5Git sees the truth, and if you connect your Git repository to some other Git repository, they will have ... words, or a long conversation, about this and it can make a big mess if you don't know what you're doing. Basically, if they still have your originals, you can wind up getting them back when you thought you'd gotten rid of them! Any time you connect two Git repositories, you generally have one hand over any new commits it has that the other one is missing. This is where the magic of the hash IDs really comes into effect: they do this all by hash ID alone.
The bottom line here is that you should only rebase commits when all users of those commits agree that those commits can be rebased. If you're the only user, you just have to agree with yourself, so that's a lot easier. Otherwise, get agreement in advance from all other users before you start rebasing.

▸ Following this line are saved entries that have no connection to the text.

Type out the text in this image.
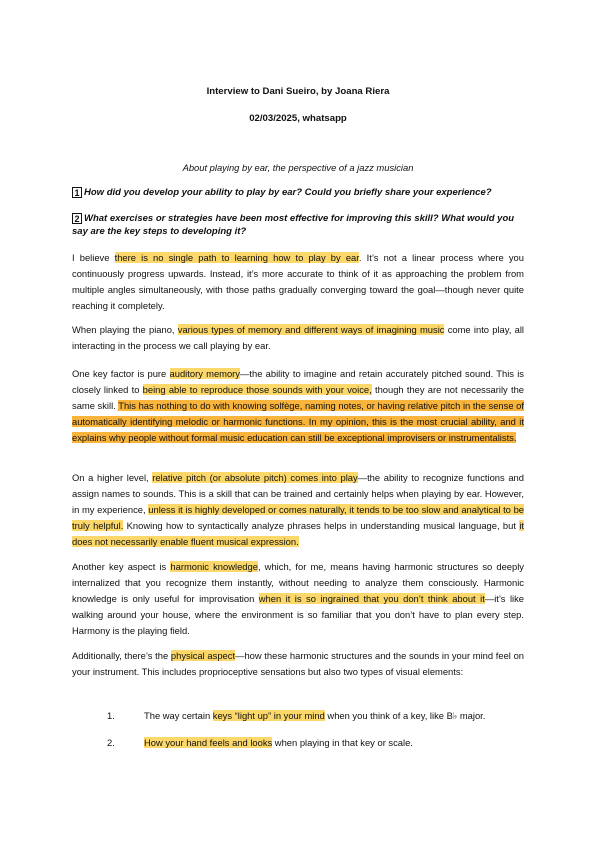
Interview to Dani Sueiro, by Joana Riera
02/03/2025, whatsapp
About playing by ear, the perspective of a jazz musician
1 How did you develop your ability to play by ear? Could you briefly share your experience?
2 What exercises or strategies have been most effective for improving this skill? What would you say are the key steps to developing it?

I believe there is no single path to learning how to play by ear. It’s not a linear process where you continuously progress upwards. Instead, it’s more accurate to think of it as approaching the problem from multiple angles simultaneously, with those paths gradually converging toward the goal—though never quite reaching it completely.

When playing the piano, various types of memory and different ways of imagining music come into play, all interacting in the process we call playing by ear.

One key factor is pure auditory memory—the ability to imagine and retain accurately pitched sound. This is closely linked to being able to reproduce those sounds with your voice, though they are not necessarily the same skill. This has nothing to do with knowing solfège, naming notes, or having relative pitch in the sense of automatically identifying melodic or harmonic functions. In my opinion, this is the most crucial ability, and it explains why people without formal music education can still be exceptional improvisers or instrumentalists.

On a higher level, relative pitch (or absolute pitch) comes into play—the ability to recognize functions and assign names to sounds. This is a skill that can be trained and certainly helps when playing by ear. However, in my experience, unless it is highly developed or comes naturally, it tends to be too slow and analytical to be truly helpful. Knowing how to syntactically analyze phrases helps in understanding musical language, but it does not necessarily enable fluent musical expression.

Another key aspect is harmonic knowledge, which, for me, means having harmonic structures so deeply internalized that you recognize them instantly, without needing to analyze them consciously. Harmonic knowledge is only useful for improvisation when it is so ingrained that you don’t think about it—it’s like walking around your house, where the environment is so familiar that you don’t have to plan every step. Harmony is the playing field.

Additionally, there’s the physical aspect—how these harmonic structures and the sounds in your mind feel on your instrument. This includes proprioceptive sensations but also two types of visual elements:

1.	The way certain keys “light up” in your mind when you think of a key, like B♭ major.
2.	How your hand feels and looks when playing in that key or scale.
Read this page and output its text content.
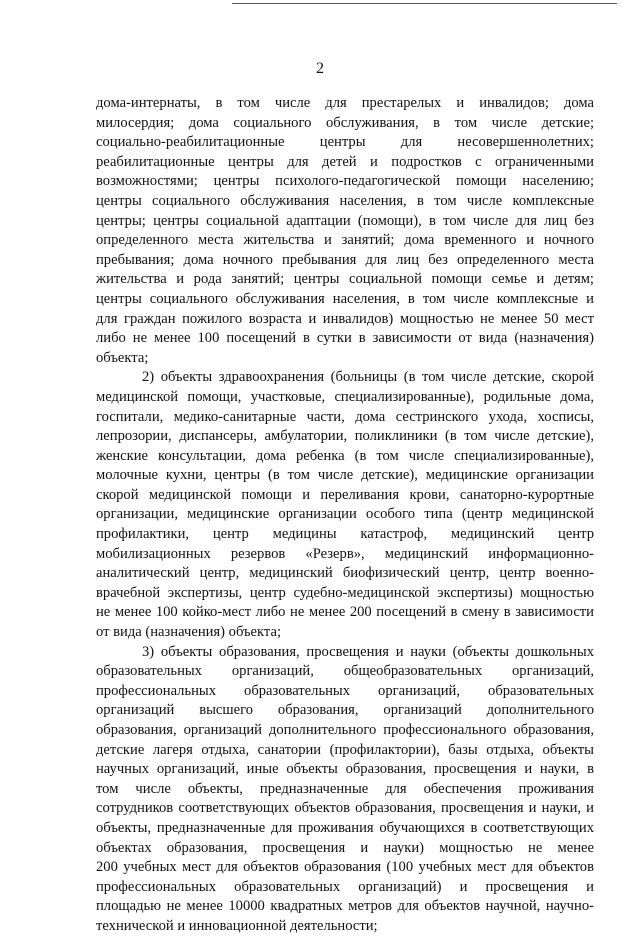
2
дома-интернаты, в том числе для престарелых и инвалидов; дома
милосердия; дома социального обслуживания, в том числе детские;
социально-реабилитационные центры для несовершеннолетних;
реабилитационные центры для детей и подростков с ограниченными
возможностями; центры психолого-педагогической помощи населению;
центры социального обслуживания населения, в том числе комплексные
центры; центры социальной адаптации (помощи), в том числе для лиц без
определенного места жительства и занятий; дома временного и ночного
пребывания; дома ночного пребывания для лиц без определенного места
жительства и рода занятий; центры социальной помощи семье и детям;
центры социального обслуживания населения, в том числе комплексные и
для граждан пожилого возраста и инвалидов) мощностью не менее 50 мест
либо не менее 100 посещений в сутки в зависимости от вида (назначения)
объекта;
2) объекты здравоохранения (больницы (в том числе детские, скорой
медицинской помощи, участковые, специализированные), родильные дома,
госпитали, медико-санитарные части, дома сестринского ухода, хосписы,
лепрозории, диспансеры, амбулатории, поликлиники (в том числе детские),
женские консультации, дома ребенка (в том числе специализированные),
молочные кухни, центры (в том числе детские), медицинские организации
скорой медицинской помощи и переливания крови, санаторно-курортные
организации, медицинские организации особого типа (центр медицинской
профилактики, центр медицины катастроф, медицинский центр
мобилизационных резервов «Резерв», медицинский информационно-
аналитический центр, медицинский биофизический центр, центр военно-
врачебной экспертизы, центр судебно-медицинской экспертизы) мощностью
не менее 100 койко-мест либо не менее 200 посещений в смену в зависимости
от вида (назначения) объекта;
3) объекты образования, просвещения и науки (объекты дошкольных
образовательных организаций, общеобразовательных организаций,
профессиональных образовательных организаций, образовательных
организаций высшего образования, организаций дополнительного
образования, организаций дополнительного профессионального образования,
детские лагеря отдыха, санатории (профилактории), базы отдыха, объекты
научных организаций, иные объекты образования, просвещения и науки, в
том числе объекты, предназначенные для обеспечения проживания
сотрудников соответствующих объектов образования, просвещения и науки, и
объекты, предназначенные для проживания обучающихся в соответствующих
объектах образования, просвещения и науки) мощностью не менее
200 учебных мест для объектов образования (100 учебных мест для объектов
профессиональных образовательных организаций) и просвещения и
площадью не менее 10000 квадратных метров для объектов научной, научно-
технической и инновационной деятельности;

将在更新分支的顶部重新列出我的任何本地提交,不仅要进行我的评论,还要检查我的本地(尚未推动)代码/提交是否仍在更新的远程分支的顶部工作。To review a remote branch (I don't have yet), I prefer
git switch aBranch
: its guess mode would automatically set a remote tracking branchorigin/aBranch
, allowing me to do simplegit pull
to update it in the future review instances.That would be the same as
git switch -c <branch> --track <remote>/<branch>
I also prefer setting
That way, a
git pull
on that branch would rebase any of my local commits on top of the updated branch, not only for my review, but also to check if my local (not yet pushed) code/commits still work on top of the updated remote branch.